Why start with public data?

Uploading private scans is a bad first step for many people. There is de-identification, local policy, upload time, and the simple question of whether the tool is even worth trying. Public datasets remove that friction.

In MedSeg, public cases are not just thumbnails. They are real image series. You can preview them, copy them into a project, open them in the editor, create or review masks, measure labels, export files, and use corrected masks for training when the dataset license allows it.

The useful loop is simple: find a public case, copy it into a project, inspect or create masks, correct the labels, measure volumes, export, then repeat on more cases.

1. Choose a dataset that matches the question

The catalog is most useful when the question is concrete. Pick by modality, anatomy, pathology, label availability, and license. Dataset size alone is usually the wrong first filter.

  • TotalSegmentator v2: 1,228 CT cases with 117-structure reference segmentations. Good for whole-body anatomy, label review, and TotalSegmentator comparisons.
  • LIDC-IDRI: 1,010 lung CT scans with nodule markups. Good for lung nodule segmentation practice and radiology annotation.
  • ReMIND: brain tumor MR and intra-operative ultrasound cases. Good for multi-modal neuro-oncology work.
  • AMOS22: 500 CT and 100 MRI abdominal scans with organ labels. Good for multi-organ abdominal CT/MR segmentation.
LIDC-IDRI lung CT preview from the MedSeg public dataset catalog.
A thumbnail is often enough to decide whether a case is worth opening before copying it into a project.

2. Preview before copying

Open the dataset detail page and inspect a demo case. Check image quality, modality, visible target, label availability, and license notes before adding anything to your workspace.

For a first tutorial, choose a case with obvious anatomy and reference masks. Do not make the first recording a difficult edge case. The point is to show the route through the app clearly.

3. Copy the case into a project

Once copied, the public case behaves like a normal project series. The next actions are the same as for uploaded DICOM or NIfTI data: open the editor, run models, save masks, calculate volumes, export, and mark masks for training.

If the dataset includes reference masks, copy them too. They are useful for comparison, correction practice, and training demos.

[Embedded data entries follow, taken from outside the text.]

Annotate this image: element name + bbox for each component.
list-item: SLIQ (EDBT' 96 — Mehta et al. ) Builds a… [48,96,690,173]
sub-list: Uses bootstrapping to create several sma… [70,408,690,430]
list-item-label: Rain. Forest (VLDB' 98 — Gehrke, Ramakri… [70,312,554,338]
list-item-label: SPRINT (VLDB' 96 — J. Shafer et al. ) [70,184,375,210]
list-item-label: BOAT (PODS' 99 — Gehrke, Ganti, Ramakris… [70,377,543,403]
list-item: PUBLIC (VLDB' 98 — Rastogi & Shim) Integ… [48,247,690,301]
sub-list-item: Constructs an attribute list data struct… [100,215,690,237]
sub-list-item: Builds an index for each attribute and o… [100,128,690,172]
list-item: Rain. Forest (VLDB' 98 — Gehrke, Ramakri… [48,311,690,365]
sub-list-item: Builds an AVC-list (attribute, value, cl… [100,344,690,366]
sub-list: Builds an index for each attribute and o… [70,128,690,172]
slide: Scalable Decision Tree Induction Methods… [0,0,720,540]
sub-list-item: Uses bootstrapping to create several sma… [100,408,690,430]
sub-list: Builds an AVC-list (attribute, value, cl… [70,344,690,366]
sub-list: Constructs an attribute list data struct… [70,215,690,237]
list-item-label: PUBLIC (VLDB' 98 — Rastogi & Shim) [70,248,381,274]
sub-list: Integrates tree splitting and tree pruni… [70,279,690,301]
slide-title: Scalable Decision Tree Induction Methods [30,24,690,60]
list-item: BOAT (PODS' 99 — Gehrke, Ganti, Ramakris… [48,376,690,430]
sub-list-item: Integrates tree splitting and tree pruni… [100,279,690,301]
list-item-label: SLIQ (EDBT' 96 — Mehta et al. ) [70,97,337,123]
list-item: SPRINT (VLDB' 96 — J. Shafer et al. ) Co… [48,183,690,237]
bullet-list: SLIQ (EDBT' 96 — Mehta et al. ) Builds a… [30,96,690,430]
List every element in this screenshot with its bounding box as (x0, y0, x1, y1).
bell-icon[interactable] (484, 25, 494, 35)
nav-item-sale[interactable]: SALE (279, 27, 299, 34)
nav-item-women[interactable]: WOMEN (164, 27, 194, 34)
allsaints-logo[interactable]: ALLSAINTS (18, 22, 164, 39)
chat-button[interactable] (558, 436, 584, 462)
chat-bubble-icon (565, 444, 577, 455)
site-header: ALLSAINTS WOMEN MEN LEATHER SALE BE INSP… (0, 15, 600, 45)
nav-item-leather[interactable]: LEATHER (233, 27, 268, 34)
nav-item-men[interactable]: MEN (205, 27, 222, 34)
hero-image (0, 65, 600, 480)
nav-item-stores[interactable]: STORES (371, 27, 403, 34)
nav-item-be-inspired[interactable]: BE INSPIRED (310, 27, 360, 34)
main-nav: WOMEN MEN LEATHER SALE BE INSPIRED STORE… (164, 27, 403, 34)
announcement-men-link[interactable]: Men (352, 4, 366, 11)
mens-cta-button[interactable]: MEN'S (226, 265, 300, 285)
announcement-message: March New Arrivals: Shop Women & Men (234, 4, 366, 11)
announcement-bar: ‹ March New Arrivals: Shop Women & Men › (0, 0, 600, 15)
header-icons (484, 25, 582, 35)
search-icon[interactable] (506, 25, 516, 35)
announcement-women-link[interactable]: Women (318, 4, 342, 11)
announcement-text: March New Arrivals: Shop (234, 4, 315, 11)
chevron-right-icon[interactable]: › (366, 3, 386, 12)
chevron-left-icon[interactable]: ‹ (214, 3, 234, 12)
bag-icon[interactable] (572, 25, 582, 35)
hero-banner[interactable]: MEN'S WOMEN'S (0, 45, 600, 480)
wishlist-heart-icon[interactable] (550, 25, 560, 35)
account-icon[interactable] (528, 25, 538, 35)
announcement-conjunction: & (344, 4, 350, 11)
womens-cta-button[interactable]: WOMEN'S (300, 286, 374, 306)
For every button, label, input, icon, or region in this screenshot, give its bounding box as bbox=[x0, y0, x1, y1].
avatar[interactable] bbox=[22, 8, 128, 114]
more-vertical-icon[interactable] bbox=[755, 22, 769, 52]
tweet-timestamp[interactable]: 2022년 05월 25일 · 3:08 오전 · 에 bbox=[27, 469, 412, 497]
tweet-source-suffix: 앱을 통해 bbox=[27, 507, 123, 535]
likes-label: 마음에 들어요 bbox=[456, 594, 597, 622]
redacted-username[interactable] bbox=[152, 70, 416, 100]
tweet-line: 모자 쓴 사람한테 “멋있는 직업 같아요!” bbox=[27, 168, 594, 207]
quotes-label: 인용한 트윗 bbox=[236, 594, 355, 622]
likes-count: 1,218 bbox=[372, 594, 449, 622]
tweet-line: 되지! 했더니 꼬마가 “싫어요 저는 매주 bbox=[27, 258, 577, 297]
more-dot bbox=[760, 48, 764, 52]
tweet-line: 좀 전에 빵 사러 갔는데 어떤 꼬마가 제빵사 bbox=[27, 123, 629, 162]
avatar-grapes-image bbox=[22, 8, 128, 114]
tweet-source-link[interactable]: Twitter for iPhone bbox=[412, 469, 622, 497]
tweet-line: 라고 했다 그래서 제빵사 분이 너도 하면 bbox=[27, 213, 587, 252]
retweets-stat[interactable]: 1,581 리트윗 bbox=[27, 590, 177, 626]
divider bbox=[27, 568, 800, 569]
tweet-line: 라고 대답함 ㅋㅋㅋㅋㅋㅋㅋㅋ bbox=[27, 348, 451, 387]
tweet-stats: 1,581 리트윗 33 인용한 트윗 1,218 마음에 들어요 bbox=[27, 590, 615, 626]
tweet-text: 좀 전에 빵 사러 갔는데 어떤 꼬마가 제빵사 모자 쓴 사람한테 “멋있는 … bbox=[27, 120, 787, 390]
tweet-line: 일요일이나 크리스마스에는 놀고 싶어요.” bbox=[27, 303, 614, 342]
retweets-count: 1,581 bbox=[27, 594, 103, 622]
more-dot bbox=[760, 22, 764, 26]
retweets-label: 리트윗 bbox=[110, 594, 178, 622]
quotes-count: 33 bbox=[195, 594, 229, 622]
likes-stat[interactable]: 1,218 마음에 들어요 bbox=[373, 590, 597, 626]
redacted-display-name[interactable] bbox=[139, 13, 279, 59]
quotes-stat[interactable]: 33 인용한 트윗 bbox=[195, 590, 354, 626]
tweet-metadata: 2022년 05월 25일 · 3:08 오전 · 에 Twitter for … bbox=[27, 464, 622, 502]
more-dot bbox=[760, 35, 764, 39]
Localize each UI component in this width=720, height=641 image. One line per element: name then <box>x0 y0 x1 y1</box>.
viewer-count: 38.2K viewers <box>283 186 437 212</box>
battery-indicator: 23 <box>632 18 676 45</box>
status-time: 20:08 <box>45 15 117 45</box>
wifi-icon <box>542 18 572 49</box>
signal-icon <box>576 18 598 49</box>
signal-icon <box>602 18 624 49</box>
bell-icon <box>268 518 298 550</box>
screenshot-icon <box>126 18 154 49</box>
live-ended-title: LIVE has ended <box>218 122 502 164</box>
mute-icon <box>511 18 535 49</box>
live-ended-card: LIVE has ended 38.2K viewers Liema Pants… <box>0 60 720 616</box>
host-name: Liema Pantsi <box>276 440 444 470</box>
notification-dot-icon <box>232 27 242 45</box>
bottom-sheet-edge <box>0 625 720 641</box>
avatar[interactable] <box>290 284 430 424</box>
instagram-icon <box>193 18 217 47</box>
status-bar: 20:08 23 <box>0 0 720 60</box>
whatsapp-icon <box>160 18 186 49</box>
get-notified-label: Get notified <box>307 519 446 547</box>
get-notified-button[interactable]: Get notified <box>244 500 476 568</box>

4. Run a model or review reference masks

For broad CT anatomy, start with TotalSegmentator. For a target that is visible but not covered by a fixed model class, use nnInteractive. For repeated work across a cohort, use corrected masks as inputs for custom nnU-Net training.

The important part is that model output is not treated as final. In MedSeg, it becomes an editable mask. You can turn labels on and off, lock finished labels, correct errors, merge masks, and compare outputs inside the same project.

TotalSegmentator v2 CT preview from the MedSeg public dataset catalog.
TotalSegmentator v2 is a good first demonstration dataset because the anatomy and label set are easy to explain.

5. Measure and export

After reviewing a mask, use measurements or volume analysis to check whether the output is plausible. For export, choose the format based on the next tool:

  • NIfTI masks for Python, nnU-Net, and research pipelines.
  • DICOM SEG when the downstream viewer understands DICOM segmentation objects.
  • DICOM overlay bundles or PDF reports when the goal is workstation review rather than model training.

See the DICOM segmentation page for a format-focused explanation.

6. Use corrected masks for training

The next step after a few corrected cases is custom training. Mark reliable masks as training sources, choose 2D or 3D nnU-Net, train inside the project, then run the trained model on held-out cases. Public data makes this easier to demonstrate because every reader can start from the same type of case.

For a first training tutorial, use a small set of similar cases with one clear target. Do not start with a heterogeneous multi-organ problem unless the point of the article is failure analysis.

License, validation, and clinical caution

Open data still has terms. Dataset licenses, model licenses, and MedSeg's own research-use terms are separate. Check all three before using a dataset in a paper, a shared model, or a commercial project.

MedSeg is not a medical device. It is for research and education, not diagnosis, screening, prognosis, treatment planning, or patient management. Every generated mask should be reviewed for the specific research task.

Try it

Start with the public dataset catalog, choose a CT or MRI case, copy it into a project, and then run one model or inspect one reference mask. Keep the first session small: one case, one target, one export.